Opinión

Raúl Gavín

Quid est veritas?

19 de julio de 2018

Cuando un judío llamado Jesús de Nazaret, hace veinte siglos, afirmaba que él había venido al mundo para ser testigo de la verdad, un procurador romano, llamado Poncio Pilatos, le respondió con una pregunta “Y… ¿qué es la verdad?

El relativismo de Pilatos no le permitía aceptar la idea de que la Verdad es una sola y no algo cambiante. Han pasado 2.000 años y ¿acaso nos sorprende aquella lejana conversación? ¿Conoces a alguien que no siga preguntándose “Quid est veritas”?

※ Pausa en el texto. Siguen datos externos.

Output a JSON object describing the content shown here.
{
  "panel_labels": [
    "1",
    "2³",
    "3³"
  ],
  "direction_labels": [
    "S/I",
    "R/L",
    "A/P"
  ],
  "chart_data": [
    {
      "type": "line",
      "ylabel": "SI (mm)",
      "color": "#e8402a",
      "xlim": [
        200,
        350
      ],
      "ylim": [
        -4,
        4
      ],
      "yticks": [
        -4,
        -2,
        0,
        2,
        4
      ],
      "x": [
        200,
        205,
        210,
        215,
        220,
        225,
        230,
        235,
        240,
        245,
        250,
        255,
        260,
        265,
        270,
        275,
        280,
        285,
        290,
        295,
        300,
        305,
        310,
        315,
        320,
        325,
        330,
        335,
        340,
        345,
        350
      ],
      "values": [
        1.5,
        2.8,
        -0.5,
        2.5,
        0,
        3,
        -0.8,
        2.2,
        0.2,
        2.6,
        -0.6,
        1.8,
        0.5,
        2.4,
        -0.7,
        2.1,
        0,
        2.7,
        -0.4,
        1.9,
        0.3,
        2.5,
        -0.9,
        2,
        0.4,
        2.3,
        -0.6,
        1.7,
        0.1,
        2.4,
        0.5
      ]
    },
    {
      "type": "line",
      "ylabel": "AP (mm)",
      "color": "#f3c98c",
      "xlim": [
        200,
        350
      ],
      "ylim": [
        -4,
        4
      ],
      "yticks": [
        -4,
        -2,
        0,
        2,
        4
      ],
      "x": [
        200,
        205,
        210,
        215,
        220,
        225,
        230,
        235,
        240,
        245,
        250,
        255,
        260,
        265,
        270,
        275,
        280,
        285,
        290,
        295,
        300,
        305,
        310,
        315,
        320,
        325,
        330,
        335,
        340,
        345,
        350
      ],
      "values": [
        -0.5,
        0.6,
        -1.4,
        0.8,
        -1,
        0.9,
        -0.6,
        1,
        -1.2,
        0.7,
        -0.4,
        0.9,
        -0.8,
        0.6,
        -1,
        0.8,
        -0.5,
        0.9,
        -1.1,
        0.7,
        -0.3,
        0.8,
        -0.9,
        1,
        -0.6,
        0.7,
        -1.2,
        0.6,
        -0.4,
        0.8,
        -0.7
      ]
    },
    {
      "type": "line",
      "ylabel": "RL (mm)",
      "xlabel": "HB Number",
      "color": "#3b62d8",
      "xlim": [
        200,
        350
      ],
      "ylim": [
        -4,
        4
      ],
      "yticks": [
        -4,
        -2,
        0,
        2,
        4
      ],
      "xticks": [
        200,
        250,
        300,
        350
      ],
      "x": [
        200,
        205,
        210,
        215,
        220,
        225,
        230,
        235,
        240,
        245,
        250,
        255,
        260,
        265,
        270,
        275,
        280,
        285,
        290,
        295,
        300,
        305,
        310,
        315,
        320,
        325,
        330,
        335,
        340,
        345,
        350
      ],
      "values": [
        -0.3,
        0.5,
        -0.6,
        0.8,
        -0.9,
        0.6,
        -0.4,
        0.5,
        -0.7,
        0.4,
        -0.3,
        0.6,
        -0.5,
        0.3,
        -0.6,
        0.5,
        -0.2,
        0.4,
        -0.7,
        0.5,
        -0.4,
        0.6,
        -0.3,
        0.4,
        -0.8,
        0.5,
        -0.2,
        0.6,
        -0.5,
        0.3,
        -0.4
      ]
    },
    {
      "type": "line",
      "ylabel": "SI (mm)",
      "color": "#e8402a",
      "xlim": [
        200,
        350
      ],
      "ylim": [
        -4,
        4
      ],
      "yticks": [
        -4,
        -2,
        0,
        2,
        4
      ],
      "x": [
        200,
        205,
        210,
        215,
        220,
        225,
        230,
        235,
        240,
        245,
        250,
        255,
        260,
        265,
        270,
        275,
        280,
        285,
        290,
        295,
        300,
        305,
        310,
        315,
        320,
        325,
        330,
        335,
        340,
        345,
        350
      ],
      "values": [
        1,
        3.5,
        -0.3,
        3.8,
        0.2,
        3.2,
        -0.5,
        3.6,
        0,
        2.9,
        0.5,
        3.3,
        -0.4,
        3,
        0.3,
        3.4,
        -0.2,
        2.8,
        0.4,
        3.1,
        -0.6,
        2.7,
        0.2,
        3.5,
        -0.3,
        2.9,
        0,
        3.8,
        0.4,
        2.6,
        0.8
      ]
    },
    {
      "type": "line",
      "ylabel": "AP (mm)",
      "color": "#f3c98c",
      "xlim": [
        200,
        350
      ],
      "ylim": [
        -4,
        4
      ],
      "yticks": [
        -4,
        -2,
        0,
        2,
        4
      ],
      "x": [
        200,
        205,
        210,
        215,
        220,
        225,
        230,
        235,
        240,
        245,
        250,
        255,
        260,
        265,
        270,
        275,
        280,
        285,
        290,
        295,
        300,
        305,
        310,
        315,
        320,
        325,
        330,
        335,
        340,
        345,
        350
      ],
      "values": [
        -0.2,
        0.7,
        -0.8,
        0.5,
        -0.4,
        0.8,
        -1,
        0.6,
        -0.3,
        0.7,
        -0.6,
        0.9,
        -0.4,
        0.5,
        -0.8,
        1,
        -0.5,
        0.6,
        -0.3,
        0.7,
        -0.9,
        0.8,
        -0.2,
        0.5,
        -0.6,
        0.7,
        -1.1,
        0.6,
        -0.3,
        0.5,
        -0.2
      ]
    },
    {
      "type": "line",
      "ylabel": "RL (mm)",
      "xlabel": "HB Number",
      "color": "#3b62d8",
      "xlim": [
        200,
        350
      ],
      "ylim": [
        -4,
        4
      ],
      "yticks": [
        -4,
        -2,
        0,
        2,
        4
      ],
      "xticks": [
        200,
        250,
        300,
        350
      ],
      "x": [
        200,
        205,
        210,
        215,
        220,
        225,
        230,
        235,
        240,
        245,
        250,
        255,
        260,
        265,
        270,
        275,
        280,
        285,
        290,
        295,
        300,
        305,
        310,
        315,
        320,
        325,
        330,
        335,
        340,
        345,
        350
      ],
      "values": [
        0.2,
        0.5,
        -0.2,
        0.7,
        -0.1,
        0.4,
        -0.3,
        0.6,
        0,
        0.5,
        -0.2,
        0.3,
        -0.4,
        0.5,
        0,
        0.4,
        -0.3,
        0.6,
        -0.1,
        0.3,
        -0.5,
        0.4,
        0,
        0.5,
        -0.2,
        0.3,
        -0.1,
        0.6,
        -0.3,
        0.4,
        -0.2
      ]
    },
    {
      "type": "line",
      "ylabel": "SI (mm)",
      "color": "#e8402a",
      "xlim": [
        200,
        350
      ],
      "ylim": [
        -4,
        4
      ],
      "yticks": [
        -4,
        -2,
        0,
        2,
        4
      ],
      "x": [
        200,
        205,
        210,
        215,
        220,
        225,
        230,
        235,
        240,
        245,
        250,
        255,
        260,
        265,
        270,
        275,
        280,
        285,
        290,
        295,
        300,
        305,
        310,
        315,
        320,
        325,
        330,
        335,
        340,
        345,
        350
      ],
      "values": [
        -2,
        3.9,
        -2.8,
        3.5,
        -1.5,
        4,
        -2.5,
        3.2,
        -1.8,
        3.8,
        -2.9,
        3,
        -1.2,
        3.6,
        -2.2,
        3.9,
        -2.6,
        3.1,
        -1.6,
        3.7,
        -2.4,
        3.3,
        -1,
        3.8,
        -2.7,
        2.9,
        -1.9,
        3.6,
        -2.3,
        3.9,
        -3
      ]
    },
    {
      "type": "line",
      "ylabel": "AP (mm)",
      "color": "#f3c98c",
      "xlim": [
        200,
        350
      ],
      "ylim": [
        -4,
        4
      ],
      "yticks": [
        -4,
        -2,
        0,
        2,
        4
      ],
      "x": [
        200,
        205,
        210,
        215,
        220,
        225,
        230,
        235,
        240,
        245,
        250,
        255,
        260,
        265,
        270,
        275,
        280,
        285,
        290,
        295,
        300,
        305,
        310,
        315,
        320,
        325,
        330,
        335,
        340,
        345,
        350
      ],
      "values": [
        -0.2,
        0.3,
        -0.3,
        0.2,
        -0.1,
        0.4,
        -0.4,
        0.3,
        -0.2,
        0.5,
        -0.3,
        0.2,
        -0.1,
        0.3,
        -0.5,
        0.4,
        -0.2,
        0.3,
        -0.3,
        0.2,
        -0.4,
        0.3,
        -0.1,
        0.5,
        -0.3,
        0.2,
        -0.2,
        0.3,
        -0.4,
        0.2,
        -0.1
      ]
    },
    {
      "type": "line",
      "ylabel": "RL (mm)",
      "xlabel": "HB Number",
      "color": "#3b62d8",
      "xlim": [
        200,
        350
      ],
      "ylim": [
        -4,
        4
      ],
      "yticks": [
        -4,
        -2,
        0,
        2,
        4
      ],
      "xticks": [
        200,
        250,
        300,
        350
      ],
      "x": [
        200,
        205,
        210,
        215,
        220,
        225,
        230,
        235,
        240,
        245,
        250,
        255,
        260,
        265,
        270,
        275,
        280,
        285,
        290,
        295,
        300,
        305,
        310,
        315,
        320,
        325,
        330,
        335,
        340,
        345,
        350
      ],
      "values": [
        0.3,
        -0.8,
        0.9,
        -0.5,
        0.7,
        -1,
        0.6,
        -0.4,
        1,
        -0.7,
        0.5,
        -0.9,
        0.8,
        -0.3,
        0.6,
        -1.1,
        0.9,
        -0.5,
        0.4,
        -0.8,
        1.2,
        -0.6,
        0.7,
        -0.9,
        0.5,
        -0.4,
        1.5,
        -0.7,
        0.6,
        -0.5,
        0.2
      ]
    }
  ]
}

¿Alguien se atrevería a expresar en público que él conoce la verdad? ¿O un profesor, intentaría explicar a sus alumnos cuál es la verdad? En la actualidad, solo cabe hablar en estos términos si nos referimos a todo aquello que puede demostrarse empíricamente. Sin embargo, si tratamos las verdades morales, resultaría épico aludir a la verdad. En esta generación, quien afirme conocer la verdad será acusado de fanático, sectario e intolerante.

Para casi la totalidad de la humanidad, la verdad es una especie de acuerdo social ideado por los hombres y que, por tanto, puede variar de una cultura a otra, de un tiempo determinado a otro distinto o, finalmente, de un punto de vista particular de una persona al de otra.

Como diría Campoamor, para la mayoría, nada es verdad ni mentira; todo es según el cristal con que se mira. Las consecuencias de este axioma resultan dramáticas. Si la verdad no está delimitada, tampoco lo estará el sentido de lo bueno. Algo será bueno o malo dependiendo de aspectos tan circunstanciales como la cultura, la época o la consideración personal de cada uno.

No existe una verdad absoluta”, dicen, mientras este mismo enunciado los hace caer en una afirmación en la cual, para ser aceptable, tiene que ser una verdad absoluta.

Sin ser conscientes de ello, terminamos por considerar como bueno aquello que se extiende en la opinión pública. Tocqueville afirmaba que mediante la opinión pública, las repúblicas democráticas no ejercen tiranía mediante la violencia y la coacción fiscal sino que dejan el cuerpo intacto y atacan directamente al alma.

En definitiva, quien domina los mass media puede modificar el discurrir de los pueblos porque la implantación de una nueva verdad es una simple cuestión de movilización.

Un ejemplo claro de ello es que la perspectiva sobre asuntos como el matrimonio gay, el aborto, la eutanasia o las relaciones prematrimoniales, por ejemplo, han cambiado rápida y rotundamente en los últimos años.

La consecuencia de todo ello es que, en todos los terrenos, pero especialmente en el ámbito sexual, se ha impuesto una censura implacable para todo aquel que considere que una conducta pueda estar bien o mal en cualquier contexto o circunstancia.

En este sentido, publicaciones en apariencia tan inocuas como “Marca”, líder en información deportiva on line, incluyen una sección cuyo contenido erótico es mil veces mayor que el que se mostraba en “Interviú” en los años 80. Con la diferencia de que el que miraba la vieja revista quedaba señalado por obsceno mientras que ahora cualquier persona accede a este tipo de contenidos de forma natural. Asimismo, ocurre con la mayoría de periódicos y revistas que, o bien destinan espacios para imágenes sensuales o bien repiten con insistencia intervenciones de personajes influyentes que se caracterizan por haber aireado públicamente sus orientaciones sexuales.

Mis hijos son apasionados del deporte. Así que consultan el “Marca” digital todos los días. ¿Qué muchacho a partir de los 14 años no lo hace? Por otra parte, en periódicos de noticias e información diaria abundan reportajes y entrevistas en las que ídolos de adolescentes son felicitados por su reciente paternidad subrogada o donde explican a los lectores cómo explicaron a sus gemelos que tenían dos padres.

Y si esto sucede en los medios escritos, en las televisiones el bombardeo es mucho mayor y más nocivo. El hombre es un ser mimético y la mayoría de conductas que son presentadas en televisión, no parece que sean deseables para nuestros hijos; ni siquiera las que se recrean en los anuncios publicitarios.

Por otra parte, algunos programas, aparentemente simpáticos e inocuos, esconden tras de sí una visión del hombre sesgada y chata. Por no hablar de ciertas series, supuestamente familiares, cuyos protagonistas, por ser encantadores, parece deducirse que sus conductas igualmente lo son.

No hay más alternativa: o defendemos nuestra verdad o, sin darnos cuenta, acabaremos por amparar una verdad impuesta.